Pour Henri Massis, La Porte Etroite, "confession animée d'une inquiétude spirituelle", laissait encore espérer en Gide. Mais avec le livre Les Caves du Vatican, "L'espoir dont il fut précédé, les conditions mêmes où il grandit, où il se forma, où il amassa sa détestable substance, nous obligent à délivrer de ses entraves et de ses scrupules notre sentiment, à dénoncer tout ensemble la faillite esthétique et morale de qui osa le concevoir."
Cette critique des Caves paraît en juin 1914 dans l'Eclair. Massis "sonne le tocsin" note Gide dans son journal, le 12 juillet. "Somme toute, ce que Massis et les autres me reprochent c'est de s'être mépris, dans leurs premiers jugements sur moi." On ne lui pardonnera pas, en effet, après l'incompréhension de La Porte Etroite, d'être Gide.
En 1921 dans la Revue Universelle, pour la sortie de Morceaux Choisis, Massis trouve l'épithète qu'il appliquera désormais à Gide : "Il n'y a qu'un mot pour définir un tel homme, mot réservé et dont l'usage est rare, car la conscience dans le mal, la volonté de perdition ne sont pas si communes : c'est celui de démoniaque. Et il ne s'agit pas ici de ce satanisme verbal, littéraire, de cette affectation de vice, qui fut de mode il y a quelque trente ans, mais d'une âme affreusement lucide dont tout l'art s'applique à corrompre."
Il y a urgence à protéger les jeunes gens de cette influence démoniaque. Les attaques ne cesseront plus, où l'on retrouve également la critique du classicisme hypocrite. La polémique enfle et l'on parle bien davantage des "attaques de Béraud" que des livres de Gide. Chacun prend position, s'engouffre dans la brèche ouverte par Massis (Béraud), tandis que des soutiens plus ou moins étonnants viennent contre-attaquer. "Ce ne sont pas ceux qui m'attaquent, qui me font peur, tant que ceux qui vont me défendre", note Gide.
Mais Massis lui-même s'inquiète : il pense que ces attaques ont avancé la sortie de Corydon que Maritain lui-même est venu demander à Gide de ne point publier, avant de lui proposer de s'en remettre à Dieu par la prière... Avec Corydon, Massis prononce "La faillite d'André Gide", nouvel article en septembre 1929 toujours dans la Revue Universelle.
"La méthode de Massis et de son clan est de dénier toute valeur à ceux qu'ils ne peuvent annexer" (Journal, 13 mars1930).
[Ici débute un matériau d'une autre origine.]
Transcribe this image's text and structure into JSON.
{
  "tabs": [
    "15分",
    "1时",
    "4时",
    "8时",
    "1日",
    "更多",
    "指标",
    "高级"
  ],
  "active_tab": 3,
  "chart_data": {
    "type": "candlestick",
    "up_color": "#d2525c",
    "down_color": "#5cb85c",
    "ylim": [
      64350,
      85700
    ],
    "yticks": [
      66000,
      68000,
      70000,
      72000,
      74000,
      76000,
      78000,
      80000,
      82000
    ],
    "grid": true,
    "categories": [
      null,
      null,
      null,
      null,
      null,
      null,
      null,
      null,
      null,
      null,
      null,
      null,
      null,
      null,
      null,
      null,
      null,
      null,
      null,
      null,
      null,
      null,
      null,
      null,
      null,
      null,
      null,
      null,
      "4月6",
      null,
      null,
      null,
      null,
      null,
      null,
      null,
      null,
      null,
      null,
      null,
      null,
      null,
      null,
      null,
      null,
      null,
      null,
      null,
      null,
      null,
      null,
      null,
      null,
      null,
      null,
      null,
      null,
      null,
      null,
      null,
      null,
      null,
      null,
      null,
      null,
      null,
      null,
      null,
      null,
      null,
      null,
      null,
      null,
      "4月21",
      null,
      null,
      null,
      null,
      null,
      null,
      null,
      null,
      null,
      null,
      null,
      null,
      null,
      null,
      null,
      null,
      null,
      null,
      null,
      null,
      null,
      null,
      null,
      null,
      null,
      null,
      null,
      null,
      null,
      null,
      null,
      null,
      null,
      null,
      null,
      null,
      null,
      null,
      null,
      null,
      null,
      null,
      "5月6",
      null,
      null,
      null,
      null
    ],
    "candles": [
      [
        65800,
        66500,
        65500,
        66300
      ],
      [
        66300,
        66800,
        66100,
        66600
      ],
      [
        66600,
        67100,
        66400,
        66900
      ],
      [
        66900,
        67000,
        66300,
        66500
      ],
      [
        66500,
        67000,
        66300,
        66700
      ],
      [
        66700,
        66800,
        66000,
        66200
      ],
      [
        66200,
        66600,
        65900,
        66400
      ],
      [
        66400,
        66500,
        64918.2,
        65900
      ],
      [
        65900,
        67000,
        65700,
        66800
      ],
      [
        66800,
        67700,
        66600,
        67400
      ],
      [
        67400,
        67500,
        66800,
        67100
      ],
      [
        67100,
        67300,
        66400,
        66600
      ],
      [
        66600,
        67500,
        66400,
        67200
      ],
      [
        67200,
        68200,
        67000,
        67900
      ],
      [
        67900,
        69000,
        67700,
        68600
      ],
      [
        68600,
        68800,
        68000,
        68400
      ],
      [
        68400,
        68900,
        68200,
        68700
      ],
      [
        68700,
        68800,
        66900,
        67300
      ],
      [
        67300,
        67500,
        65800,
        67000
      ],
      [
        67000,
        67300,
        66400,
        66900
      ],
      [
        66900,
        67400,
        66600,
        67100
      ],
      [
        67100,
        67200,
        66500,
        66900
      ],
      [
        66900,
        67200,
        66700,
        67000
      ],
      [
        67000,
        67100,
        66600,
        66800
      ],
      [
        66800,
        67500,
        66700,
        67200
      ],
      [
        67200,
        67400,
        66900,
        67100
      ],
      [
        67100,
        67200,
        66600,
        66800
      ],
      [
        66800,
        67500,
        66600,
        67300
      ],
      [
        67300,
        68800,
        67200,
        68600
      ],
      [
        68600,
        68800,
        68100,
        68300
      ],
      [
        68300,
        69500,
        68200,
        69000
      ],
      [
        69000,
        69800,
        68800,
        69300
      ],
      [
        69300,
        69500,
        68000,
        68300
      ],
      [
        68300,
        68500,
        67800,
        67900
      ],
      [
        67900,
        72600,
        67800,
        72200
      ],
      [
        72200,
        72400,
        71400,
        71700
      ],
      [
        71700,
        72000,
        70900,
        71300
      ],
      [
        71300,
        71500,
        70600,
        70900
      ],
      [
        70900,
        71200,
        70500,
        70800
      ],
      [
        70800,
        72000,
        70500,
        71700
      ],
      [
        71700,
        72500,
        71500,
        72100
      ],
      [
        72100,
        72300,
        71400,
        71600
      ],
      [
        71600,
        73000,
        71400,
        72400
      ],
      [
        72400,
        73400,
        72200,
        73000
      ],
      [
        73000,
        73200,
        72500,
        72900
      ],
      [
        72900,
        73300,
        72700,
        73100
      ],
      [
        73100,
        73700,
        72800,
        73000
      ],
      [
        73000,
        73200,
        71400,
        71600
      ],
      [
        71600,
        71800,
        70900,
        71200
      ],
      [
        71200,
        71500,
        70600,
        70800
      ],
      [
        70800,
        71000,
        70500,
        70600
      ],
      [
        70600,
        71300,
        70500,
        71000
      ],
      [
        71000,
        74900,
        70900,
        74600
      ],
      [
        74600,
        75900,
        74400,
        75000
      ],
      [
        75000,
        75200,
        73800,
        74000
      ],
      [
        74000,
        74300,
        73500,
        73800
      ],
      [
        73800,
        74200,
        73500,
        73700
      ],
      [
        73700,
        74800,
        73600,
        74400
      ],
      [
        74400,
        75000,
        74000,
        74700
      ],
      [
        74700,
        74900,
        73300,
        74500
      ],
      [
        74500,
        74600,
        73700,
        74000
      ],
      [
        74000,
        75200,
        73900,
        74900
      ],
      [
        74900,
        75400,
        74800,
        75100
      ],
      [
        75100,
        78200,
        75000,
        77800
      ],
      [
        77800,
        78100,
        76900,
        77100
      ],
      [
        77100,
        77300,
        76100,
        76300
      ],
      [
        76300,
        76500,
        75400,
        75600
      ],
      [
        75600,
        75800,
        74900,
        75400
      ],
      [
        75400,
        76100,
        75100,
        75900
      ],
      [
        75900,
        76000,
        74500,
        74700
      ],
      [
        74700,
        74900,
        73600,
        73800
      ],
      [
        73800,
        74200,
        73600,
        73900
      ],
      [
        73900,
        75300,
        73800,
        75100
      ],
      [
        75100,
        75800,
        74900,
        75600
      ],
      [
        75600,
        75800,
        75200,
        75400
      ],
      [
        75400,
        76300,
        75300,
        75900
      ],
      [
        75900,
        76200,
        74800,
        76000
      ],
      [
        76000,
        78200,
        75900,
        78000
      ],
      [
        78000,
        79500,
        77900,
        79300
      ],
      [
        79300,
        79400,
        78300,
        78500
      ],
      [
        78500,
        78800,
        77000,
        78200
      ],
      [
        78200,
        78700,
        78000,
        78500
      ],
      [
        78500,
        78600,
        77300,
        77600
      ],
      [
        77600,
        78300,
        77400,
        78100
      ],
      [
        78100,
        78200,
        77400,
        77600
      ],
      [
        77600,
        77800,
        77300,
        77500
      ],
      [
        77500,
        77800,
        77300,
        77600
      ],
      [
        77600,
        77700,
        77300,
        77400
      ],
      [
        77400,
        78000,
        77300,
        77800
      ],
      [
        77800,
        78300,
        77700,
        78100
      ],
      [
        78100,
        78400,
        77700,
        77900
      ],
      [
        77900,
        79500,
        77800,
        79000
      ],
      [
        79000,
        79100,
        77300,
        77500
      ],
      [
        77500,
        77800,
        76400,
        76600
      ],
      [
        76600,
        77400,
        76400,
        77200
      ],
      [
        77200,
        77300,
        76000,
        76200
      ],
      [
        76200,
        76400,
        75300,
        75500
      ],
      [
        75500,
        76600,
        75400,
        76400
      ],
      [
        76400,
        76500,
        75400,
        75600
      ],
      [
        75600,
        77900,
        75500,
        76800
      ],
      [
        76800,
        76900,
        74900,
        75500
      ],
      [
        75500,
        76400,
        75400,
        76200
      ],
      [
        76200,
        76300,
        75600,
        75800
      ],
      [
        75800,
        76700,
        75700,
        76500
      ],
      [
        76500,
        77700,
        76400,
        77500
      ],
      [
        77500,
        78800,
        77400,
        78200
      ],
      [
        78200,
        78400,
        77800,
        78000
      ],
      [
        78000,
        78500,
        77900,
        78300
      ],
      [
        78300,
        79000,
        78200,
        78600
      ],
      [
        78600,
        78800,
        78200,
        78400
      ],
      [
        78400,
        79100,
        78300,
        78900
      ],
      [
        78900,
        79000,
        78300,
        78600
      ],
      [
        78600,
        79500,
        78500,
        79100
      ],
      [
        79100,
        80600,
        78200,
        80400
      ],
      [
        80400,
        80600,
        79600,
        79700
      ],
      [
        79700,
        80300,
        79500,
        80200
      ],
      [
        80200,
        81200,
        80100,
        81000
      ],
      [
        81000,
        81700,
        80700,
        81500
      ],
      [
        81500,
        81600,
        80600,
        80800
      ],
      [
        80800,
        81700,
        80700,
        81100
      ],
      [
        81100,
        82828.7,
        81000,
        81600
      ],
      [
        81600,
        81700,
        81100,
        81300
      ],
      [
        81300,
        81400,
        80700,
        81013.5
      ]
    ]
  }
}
Et point de valeur possible en dehors de la catholicité. Gide est insaisissable, c'est donc qu'il est faux ("Gide est le faux-fuyant : il est faux et fuyant", dit Paul Claudel).
Contrairement à Henri Béraud, Henri Massis n'a jamais de ligne de conduite : anti-dreyfusard, nationaliste, catholique et anti-moderniste, il est aussi germanophobe, ce qui lui fera condamner le nazisme. Mais il écrira ses sympathies pour le régime fasciste de Mussolini, son appui à Salazar. Ainsi on peut lire dans sa biographie sur le site de l'Académie Française :
"Engagé aux côtés des intellectuels de droite, Henri Massis fut l’un des principaux rédacteurs du Manifeste des intellectuels français pour la défense de l’Occident et la paix en Europe, publié en octobre 1935 en soutien à la politique d’expansion mussolinienne. Il se rallia, après la défaite de 40, au maréchal Pétain, et occupa un temps un poste de chargé de mission au secrétariat général de la Jeunesse. Son anticollaborationnisme certain lui valut cependant, après un mois d’internement administratif à la Libération, de ne pas être autrement inquiété."
Henri Massis a en effet été élu à l'Académie Française le 19 mai 1960, après un échec en 1956. "Ses essais et études sur Romain Rolland, Renan, France, Barrès, Psichari, Proust, Lyautey, Maurras, ses entretiens avec Mussolini, Salazar, Franco, ses écrits politiques, dont Défense de l’Occident, fut le plus célèbre, composent une œuvre nombreuse", précise encore le site de l'Académie.